Rząd Brazylii zgodził się opublikować zdjęcia amazońskich Indian celujących z łuków do samolotu, aby świat mógł zrozumieć lepiej zagrożenia dla nielicznych plemion nadal żyjących w niemal całkowitej izolacji w amazońskiej dżungli – podano w Rio de Janeiro. Jak pisze brytyjski tygodnik „The Independent”, zdjęcia zrobione z przelatującego nisko samolotu mogą odegrać kluczową rolę w zapewnieniu przeżycia takim plemionom. Antropolodzy od dawna wiedzą o ich istnieniu, ale dopiero opublikowane zdjęcia zwracają uwagę na sytuację Indian w gęstej amazońskiej dżungli niedaleko granicy z Peru. – Opublikowaliśmy zdjęcia, ponieważ – jeśli dalej będzie tak, jak się teraz dzieje – ludzie ci znikną – powiedział Jose Carlos Meirelles, koordynujący z ramienia rządu ochronę czterech plemion, które do tej pory nie miały kontaktu ze współczesną cywilizacją. Zrobione na przełomie kwietnia-maja zdjęcia ukazują zebranych na niewielkim placyku we wsi kilkunastu Indian, głównie nagich i pomalowanych czerwoną farbą. Potrząsają oni łukami i mierzą z nich w stronę samolotu. Widać też kilka chat o dachach krytych strzechą. Niewiele wiadomo o tym plemieniu; przypuszcza się, że jest ono spokrewnione z plemionami Tano i Aruk. Według Brazylijskiej Fundacji Indiańskiej takich rozsianych w dżungli wiosek, których mieszkańcy nie mieli kontaktu z cywilizacją, może być 68; oficjalnie potwierdzono istnienie tylko 24. Jednak, jak mówią antropolodzy, niemal wszystkie z tych rozsianych po dżungli grup indiańskich wiedzą o istnieniu zachodniej cywilizacji; sporadycznie miewały one kontakt ze zbieraczami gumy i drwalami, ale zawsze wracały do swoich osad i chat, ponieważ zazwyczaj były atakowane przez wycinających dżunglę. Jak powiedział Meirelles, który brał udział w lotach nad indiańską wioską, pojawienie się samolotu spowodowało, że kiedy następnego dnia leciano nad wioską, większość kobiet i dzieci już ją opuściła, kryjąc się w dżungli, a pozostali na miejscu mężczyźni pomalowali swoje ciała, przygotowali broń i wyraźnie weszli na wojenną ścieżkę.

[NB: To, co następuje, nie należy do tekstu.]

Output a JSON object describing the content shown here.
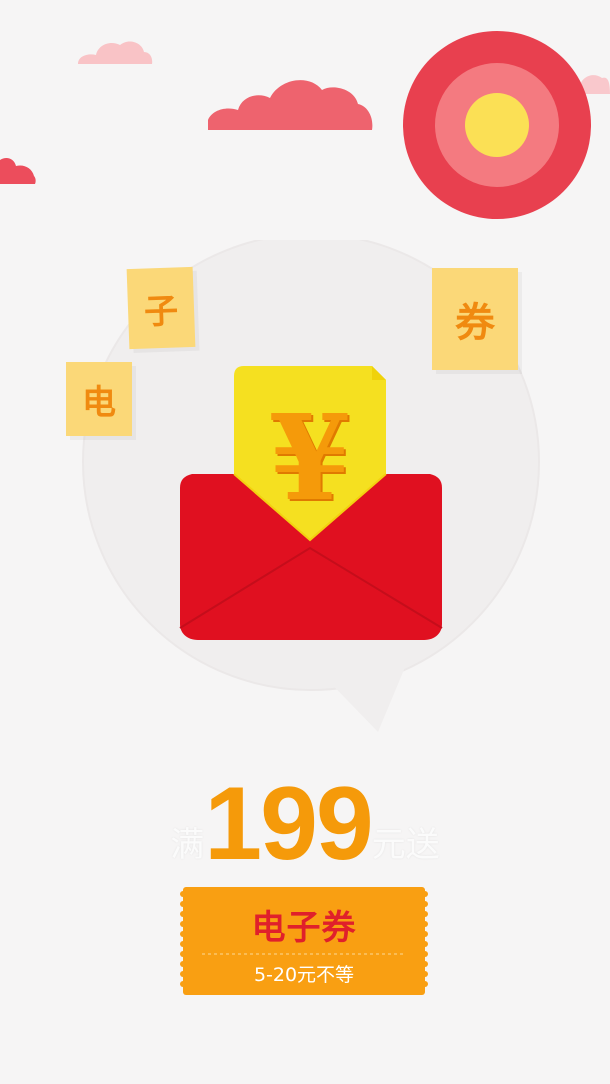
{
  "cards": {
    "dian": "电",
    "zi": "子",
    "quan": "券"
  },
  "envelope": {
    "currency_symbol": "¥"
  },
  "promo": {
    "prefix": "满",
    "amount": "199",
    "suffix": "元送"
  },
  "ticket": {
    "title": "电子券",
    "subtitle": "5-20元不等"
  },
  "colors": {
    "red": "#e01020",
    "orange": "#f59a0a",
    "yellow": "#f5e020",
    "sun_ring": "#e8404f",
    "sun_core": "#fbe055"
  },
  "icons": [
    "cloud-icon",
    "sun-icon",
    "red-envelope-icon",
    "yuan-icon",
    "speech-bubble-icon"
  ]
}
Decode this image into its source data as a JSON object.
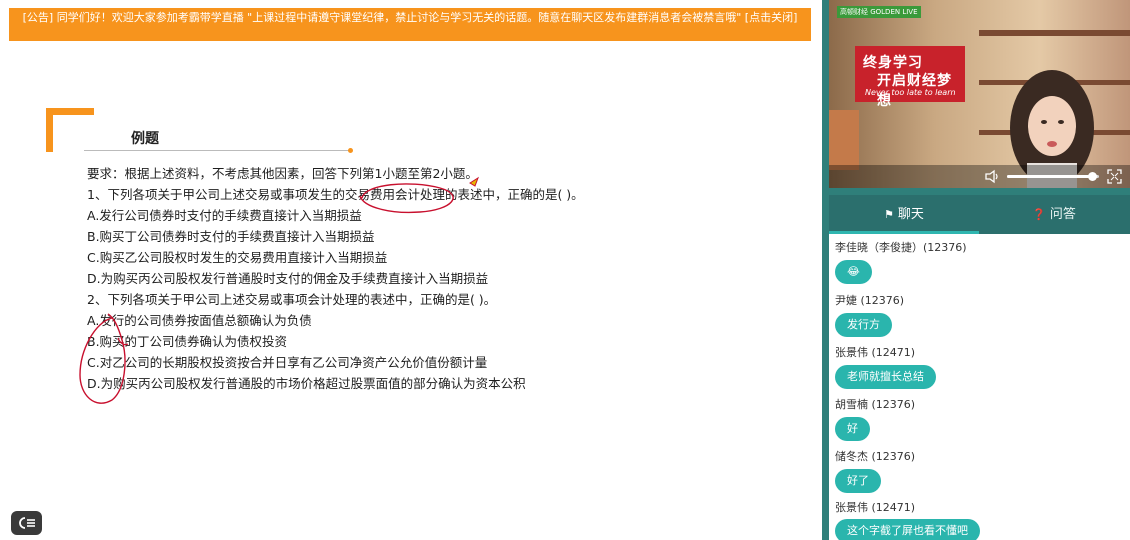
{
  "notice": {
    "text": "[公告] 同学们好！欢迎大家参加考霸带学直播 \"上课过程中请遵守课堂纪律，禁止讨论与学习无关的话题。随意在聊天区发布建群消息者会被禁言哦\" [点击关闭]"
  },
  "slide": {
    "example_title": "例题",
    "requirement": "要求：根据上述资料，不考虑其他因素，回答下列第1小题至第2小题。",
    "q1": "1、下列各项关于甲公司上述交易或事项发生的交易费用会计处理的表述中，正确的是(   )。",
    "q1_options": [
      "A.发行公司债券时支付的手续费直接计入当期损益",
      "B.购买丁公司债券时支付的手续费直接计入当期损益",
      "C.购买乙公司股权时发生的交易费用直接计入当期损益",
      "D.为购买丙公司股权发行普通股时支付的佣金及手续费直接计入当期损益"
    ],
    "q2": "2、下列各项关于甲公司上述交易或事项会计处理的表述中，正确的是(   )。",
    "q2_options": [
      "A.发行的公司债券按面值总额确认为负债",
      "B.购买的丁公司债券确认为债权投资",
      "C.对乙公司的长期股权投资按合并日享有乙公司净资产公允价值份额计量",
      "D.为购买丙公司股权发行普通股的市场价格超过股票面值的部分确认为资本公积"
    ]
  },
  "video": {
    "brand": "高顿财经 GOLDEN LIVE",
    "poster_line1": "终身学习",
    "poster_line2": "开启财经梦想",
    "poster_line3": "Never too late to learn",
    "volume_fraction": 0.92
  },
  "chat": {
    "tabs": [
      {
        "label": "聊天",
        "icon": "chat-icon",
        "active": true
      },
      {
        "label": "问答",
        "icon": "question-icon",
        "active": false
      }
    ],
    "messages": [
      {
        "sender": "李佳晓（李俊捷）(12376)",
        "text": "😂"
      },
      {
        "sender": "尹婕 (12376)",
        "text": "发行方"
      },
      {
        "sender": "张景伟 (12471)",
        "text": "老师就擅长总结"
      },
      {
        "sender": "胡雪楠 (12376)",
        "text": "好"
      },
      {
        "sender": "储冬杰 (12376)",
        "text": "好了"
      },
      {
        "sender": "张景伟 (12471)",
        "text": "这个字截了屏也看不懂吧"
      }
    ]
  },
  "colors": {
    "accent_orange": "#f7941d",
    "chat_bubble": "#2ab5ad",
    "tab_bar": "#2b6f6d",
    "frame": "#2f7f7a",
    "annotation_red": "#c8102e"
  }
}
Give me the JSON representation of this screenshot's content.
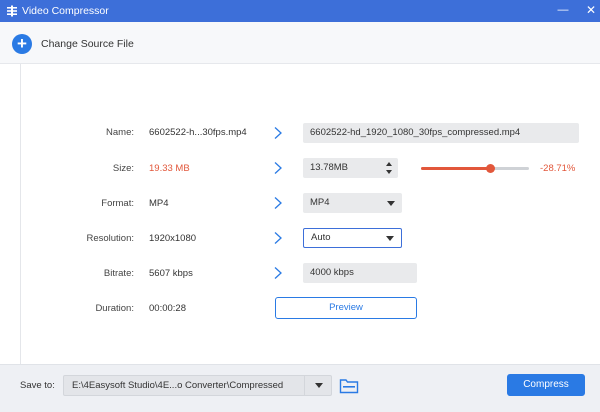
{
  "window": {
    "title": "Video Compressor",
    "minimize_glyph": "—",
    "close_glyph": "✕"
  },
  "source": {
    "change_label": "Change Source File"
  },
  "rows": {
    "name": {
      "label": "Name:",
      "original": "6602522-h...30fps.mp4",
      "output": "6602522-hd_1920_1080_30fps_compressed.mp4"
    },
    "size": {
      "label": "Size:",
      "original": "19.33 MB",
      "output": "13.78MB",
      "slider_fraction": 0.64,
      "percent_change": "-28.71%"
    },
    "format": {
      "label": "Format:",
      "original": "MP4",
      "output": "MP4"
    },
    "resolution": {
      "label": "Resolution:",
      "original": "1920x1080",
      "output": "Auto"
    },
    "bitrate": {
      "label": "Bitrate:",
      "original": "5607 kbps",
      "output": "4000 kbps"
    },
    "duration": {
      "label": "Duration:",
      "original": "00:00:28"
    }
  },
  "preview_label": "Preview",
  "bottom": {
    "save_label": "Save to:",
    "save_path": "E:\\4Easysoft Studio\\4E...o Converter\\Compressed",
    "compress_label": "Compress"
  },
  "icons": {
    "app": "app-logo-icon",
    "plus": "plus-icon",
    "chevron": "chevron-right-icon",
    "folder": "folder-icon"
  },
  "colors": {
    "titlebar": "#3d6fd9",
    "accent": "#2a7ae4",
    "reduction": "#e2573b"
  }
}
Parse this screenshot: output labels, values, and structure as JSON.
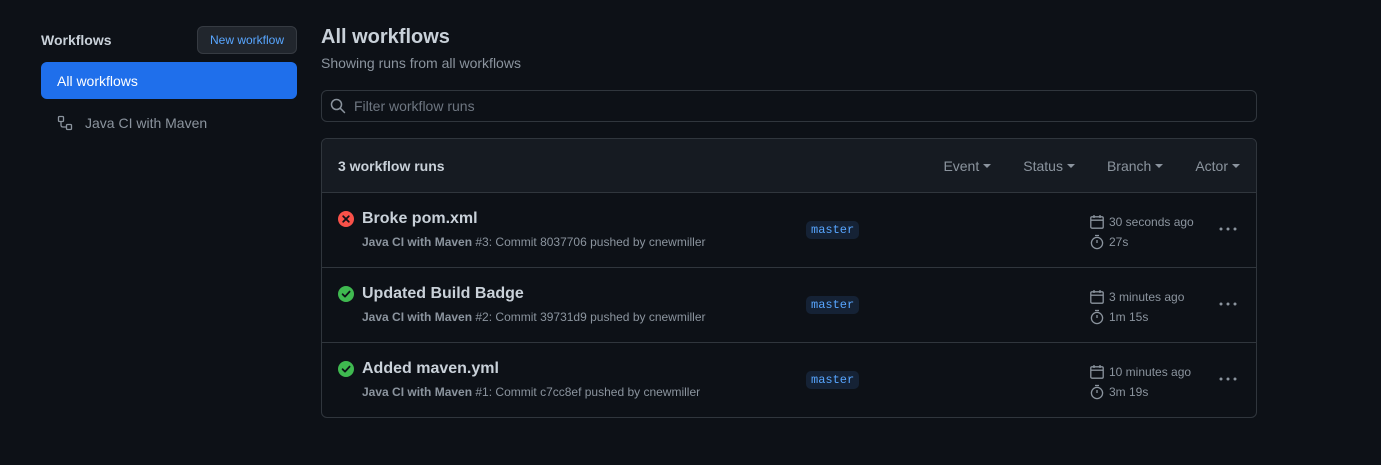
{
  "sidebar": {
    "title": "Workflows",
    "new_button": "New workflow",
    "items": [
      {
        "label": "All workflows"
      },
      {
        "label": "Java CI with Maven"
      }
    ]
  },
  "main": {
    "title": "All workflows",
    "subtitle": "Showing runs from all workflows",
    "filter_placeholder": "Filter workflow runs"
  },
  "runs": {
    "count_label": "3 workflow runs",
    "filters": [
      "Event",
      "Status",
      "Branch",
      "Actor"
    ],
    "items": [
      {
        "status": "failure",
        "title": "Broke pom.xml",
        "workflow": "Java CI with Maven",
        "detail": " #3: Commit 8037706 pushed by cnewmiller",
        "branch": "master",
        "ago": "30 seconds ago",
        "duration": "27s"
      },
      {
        "status": "success",
        "title": "Updated Build Badge",
        "workflow": "Java CI with Maven",
        "detail": " #2: Commit 39731d9 pushed by cnewmiller",
        "branch": "master",
        "ago": "3 minutes ago",
        "duration": "1m 15s"
      },
      {
        "status": "success",
        "title": "Added maven.yml",
        "workflow": "Java CI with Maven",
        "detail": " #1: Commit c7cc8ef pushed by cnewmiller",
        "branch": "master",
        "ago": "10 minutes ago",
        "duration": "3m 19s"
      }
    ]
  },
  "colors": {
    "failure": "#f85149",
    "success": "#3fb950",
    "accent": "#1f6feb",
    "link": "#58a6ff"
  }
}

Zdaniem ekspertów takie zachowanie Indian świadczy o tym, iż zdają sobie oni sprawę, że kontakt ze światem zewnętrznym grozi poważnym niebezpieczeństwem. Wzdłuż granicy w Peru podobne plemiona zostały wygnane ze swoich siedzib przez agresywne interesy spółek górniczych i naftowych oraz nielegalną wycinkę lasów. Prezydent Peru Alan Garcia otwarcie kwestionował istnienie plemion pozostających bez kontaktów z cywilizacją. Tymczasem w brazylijskim stanie Acre przybywało dowodów na to, co dzieje się w rejonie przygranicznym – rzeka wyrzucał na brzeg opakowania po peruwiańskiej benzynie i resztki świadczące o prowadzonej w górze wycince. „To, co się dzieje w tym rejonie (Peru), to ogromna zbrodnia wobec świata przyrody, plemion tam mieszkających, fauny i jest dalszym świadectwem całkowitej irracjonalności, z jaką my ucywilizowani traktujemy ten świat” – cytuje słowa Meirellesa „The Independent”. Cztery plemiona monitorowane przez Meirellesa to prawdopodobnie około 500 ludzi, przemieszczających się na obszarze 630 tys. hektarów. Według niego prowadzona przez władze brazylijskie aktywna polityka pozostawienia tych Indian w izolacji sprawiła, że w ostatnich 20 latach liczba pokrytych strzechą chat podwoiła się.